La hipótesis de Makshéiev alarmó a los demás y, olvidando a los pterodáctilos, apresuraron el paso. De todas formas, Pápochkin hizo una fotografía de aquel festín.
Cerca de la desembocadura del valle había un barranco escarpado y estrecho por donde lograron los viajeros descender. Todos sintieron el deseo de echar a correr para llegar cuanto antes al mar, pero era cosa imposible: el fango, desparramado por todas partes, aunque en una capa fina, no se había secado suficientemente y los pies se hundían en él a cada paso. Desde lejos se veía ya que el torrente de fango había causado también estragos en la desembocadura. El curso inferior del río fluía antes por un estrecho pasadizo entre colas de caballos y helechos. En aquel sitio había ahora un ancho calvero donde los árboles descuajados estaban recubiertos de barro. Incluso fuera de la zona por donde había fluido la masa de agua fundamental se notaban daños: en la desembocadura del valle todo el bosque estaba inundado de un agua sucia que, al retirarse, dejaba en todas partes una espesa capa de fango.
Chapoteando en el barro, los viajeros acabaron por llegar a la orilla del golfo y lanzaron una exclamación de sorpresa.
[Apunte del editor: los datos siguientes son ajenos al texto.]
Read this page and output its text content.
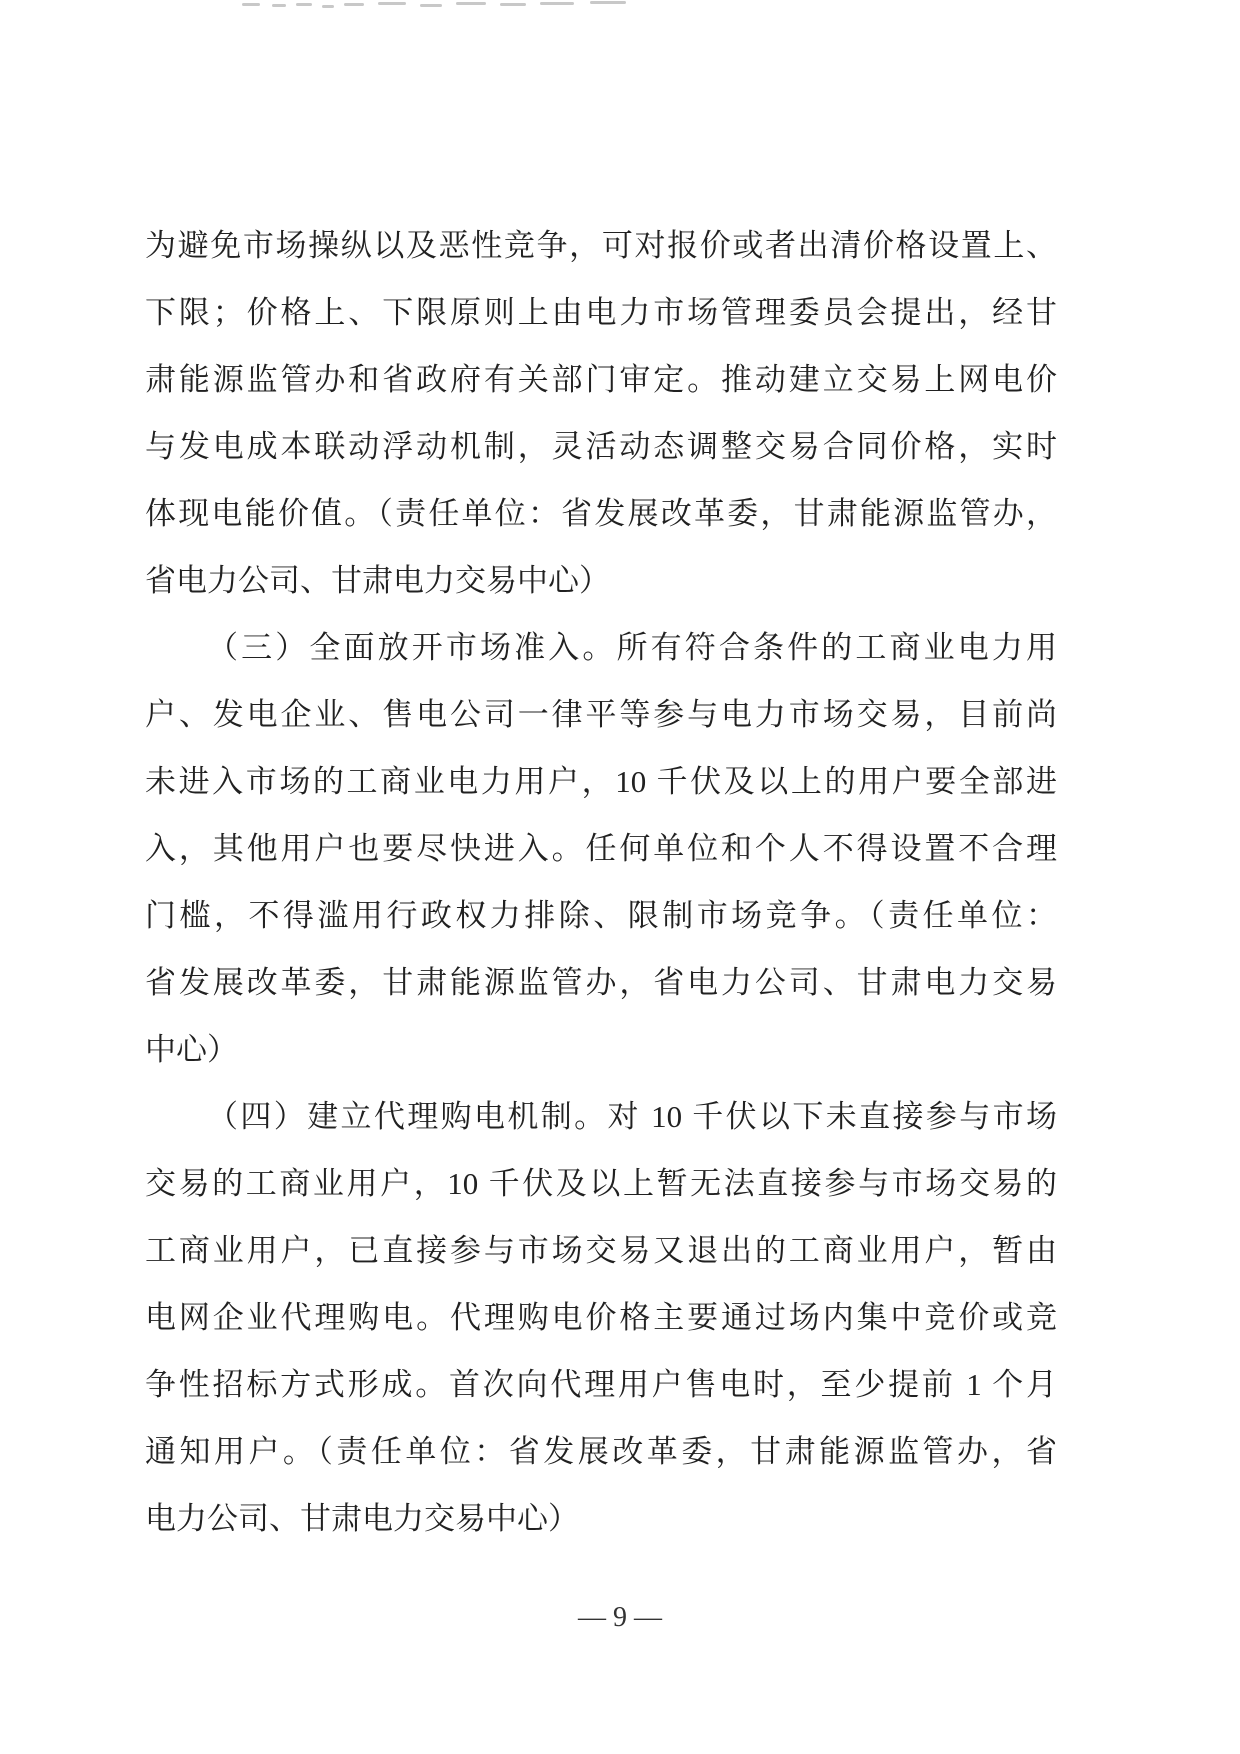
为避免市场操纵以及恶性竞争，可对报价或者出清价格设置上、
下限；价格上、下限原则上由电力市场管理委员会提出，经甘
肃能源监管办和省政府有关部门审定。推动建立交易上网电价
与发电成本联动浮动机制，灵活动态调整交易合同价格，实时
体现电能价值。（责任单位：省发展改革委，甘肃能源监管办，
省电力公司、甘肃电力交易中心）
（三）全面放开市场准入。所有符合条件的工商业电力用
户、发电企业、售电公司一律平等参与电力市场交易，目前尚
未进入市场的工商业电力用户，10 千伏及以上的用户要全部进
入，其他用户也要尽快进入。任何单位和个人不得设置不合理
门槛，不得滥用行政权力排除、限制市场竞争。（责任单位：
省发展改革委，甘肃能源监管办，省电力公司、甘肃电力交易
中心）
（四）建立代理购电机制。对 10 千伏以下未直接参与市场
交易的工商业用户，10 千伏及以上暂无法直接参与市场交易的
工商业用户，已直接参与市场交易又退出的工商业用户，暂由
电网企业代理购电。代理购电价格主要通过场内集中竞价或竞
争性招标方式形成。首次向代理用户售电时，至少提前 1 个月
通知用户。（责任单位：省发展改革委，甘肃能源监管办，省
电力公司、甘肃电力交易中心）
— 9 —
En lugar del agua límpida y azul, ante ellos se extendía una superficie pardusca sobre la que flotaban hojas, ramas, arbustos y troncos enteros arrastrados al mar por el torrente. Makshéiev y Gromeko corrieron hacia la espesura donde habían ocultado las lanchas y el equipaje, casi seguros de que todo habría sido arrastrado, porque en todas partes se veían trazas de devastación y hasta la playa próxima a la desembocadura del río estaba recubierta de una capa de fango.
— ¡Hurra! — gritaron al poco tiempo-. Todo está intacto. Vengan a ayudarnos.
Sus efectos se habían salvado porque estaban metidos en las lanchas y estas últimas recubiertas por la tienda de campaña y la balsa y, además, sólidamente atadas a los árboles. Todos lanzaron un suspiro de alivio. Desenterraron las barcas y las transportaron, así como la impedimenta, hasta el mar, a cierta distancia de la desembocadura del río, donde encontraron una pequeña superficie que no había invadido el fango. Pero, como el río se había agotado, era preciso abandonar aquel sitio que tanto les había encantado la víspera. Continuar la navegación hacia el Oeste resultaba arriesgado, ya que la costa meridional estaba bordeada por los áridos acantilados de la meseta del desierto negro y no había probabilidades de encontrar allí agua dulce.
— Sin una reserva de agua no podemos ir hacia el Oeste. En cambio sabemos que, al Este, hay una fuente cerca del sitio donde hicimos alto para dormir — pronunció Gromeko, poniendo fin al debate acerca de la dirección que debían seguir.